Visualising the Headlines

The Importance of Transparency

Typically, our aim as researchers is to conduct meaningful work which will be shared with the public, whether that be in the form of a journal article, presentation, or book chapter - for example. As a researcher, you have a responsibility to ensure that your conclusions follow logically from the data you have analysed. It is also your responsibility to ensure you communicate your findings in a clear, accessible way for general audiences.

The importance of communicating your findings in this way is highlighted by the recent coverage of social media use research in the media.

Social Media Use, Mental Wellbeing, and Sleep in Adolescents

Social media use is an important form of social interaction for young people, with social media becoming the primary form of communication for young people in the UK (Ofcom, 2017) and beyond (Pew Research Center, 2015). Published negative associations between increased social media use, poor mental wellbeing, and sleep problems (Kelly et al., 2019; Sampasa-Kanyinga et al., 2018; Twenge et al., 2017; Woods & Scott, 2016) have been covered widely in the national and international media - thereby contributing to public understanding of the relationship between social media use and wellbeing in young people.

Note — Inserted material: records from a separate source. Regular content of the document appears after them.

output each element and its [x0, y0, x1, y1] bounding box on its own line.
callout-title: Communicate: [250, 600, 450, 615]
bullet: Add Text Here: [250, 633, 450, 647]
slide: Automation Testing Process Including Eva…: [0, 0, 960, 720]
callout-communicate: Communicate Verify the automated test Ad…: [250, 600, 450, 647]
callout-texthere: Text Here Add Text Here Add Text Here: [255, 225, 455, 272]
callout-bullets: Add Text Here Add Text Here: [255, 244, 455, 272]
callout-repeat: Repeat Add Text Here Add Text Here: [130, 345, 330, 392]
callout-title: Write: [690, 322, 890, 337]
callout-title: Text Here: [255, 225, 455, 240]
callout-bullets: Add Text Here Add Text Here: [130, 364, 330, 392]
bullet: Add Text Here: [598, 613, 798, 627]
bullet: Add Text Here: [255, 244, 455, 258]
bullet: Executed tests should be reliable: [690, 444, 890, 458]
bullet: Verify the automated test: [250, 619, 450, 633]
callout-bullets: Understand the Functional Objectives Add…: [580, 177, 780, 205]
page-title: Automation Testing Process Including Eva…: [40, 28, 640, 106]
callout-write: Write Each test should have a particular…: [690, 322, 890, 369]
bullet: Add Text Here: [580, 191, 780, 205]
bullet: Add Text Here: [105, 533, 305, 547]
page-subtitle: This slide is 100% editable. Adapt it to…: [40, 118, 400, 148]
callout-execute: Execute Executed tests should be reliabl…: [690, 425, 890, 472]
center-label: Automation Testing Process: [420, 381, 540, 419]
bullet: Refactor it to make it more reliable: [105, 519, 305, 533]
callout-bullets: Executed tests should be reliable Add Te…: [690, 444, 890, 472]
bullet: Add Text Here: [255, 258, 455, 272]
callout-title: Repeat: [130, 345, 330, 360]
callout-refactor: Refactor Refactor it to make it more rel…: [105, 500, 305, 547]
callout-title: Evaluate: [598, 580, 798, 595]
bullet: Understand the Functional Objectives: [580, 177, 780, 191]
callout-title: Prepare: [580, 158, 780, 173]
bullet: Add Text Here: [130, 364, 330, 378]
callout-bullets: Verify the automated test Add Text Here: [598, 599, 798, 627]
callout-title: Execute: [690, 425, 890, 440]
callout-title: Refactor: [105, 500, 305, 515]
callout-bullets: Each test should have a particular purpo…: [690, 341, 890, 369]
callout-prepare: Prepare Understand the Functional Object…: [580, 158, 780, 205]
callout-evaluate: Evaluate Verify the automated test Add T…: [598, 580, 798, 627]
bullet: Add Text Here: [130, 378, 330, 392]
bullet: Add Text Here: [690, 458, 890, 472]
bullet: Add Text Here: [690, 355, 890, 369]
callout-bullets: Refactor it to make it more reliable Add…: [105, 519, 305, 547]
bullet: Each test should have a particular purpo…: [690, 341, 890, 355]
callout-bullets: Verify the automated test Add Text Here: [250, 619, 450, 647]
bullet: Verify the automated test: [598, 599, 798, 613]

Something that these headlines have in common is that they all present a causal link between social media use and wellbeing in young people. In other words, social media is viewed as causing mental health problems or causing sleep problems. But, the truth is, we don’t know that yet.

All of these studies rely on correlational data - data which can give us information about the strength of relationship between two variables, but not the direction. This means that, from this data, we cannot determine whether social media use causes mental wellbeing and sleep problems, or vice versa - that mental wellbeing and sleep problems drive increased social media use.

Importantly, when discussing these findings, the media - and researchers- often skip over the strength of these correlations and instead focuses on whether the relationship is statistically significant (p < 0.05). This approach is flawed. By focusing solely on statistical significance, researchers and the media are failing to educate the general public about the practical significance of the relationship between social media use, mental wellbeing, and sleep in young people. What impact does this relationship actually have in the real world?

Visualising Practical Significance

Let’s visualise some relationships so we can understand this a bit better. Here, I’m going to use a tool developed by Kristoffer Magnusson over at R Psychologist (https://rpsychologist.com/d3/correlation/) for interpreting correlations.

So, let’s have a look at some examples from the research behind the headlines I presented earlier. Twenge and colleagues’ (2017) study argues that an increase in teen depression and suicidality is associated with increased screen-time. Let’s examine the practical significance of this.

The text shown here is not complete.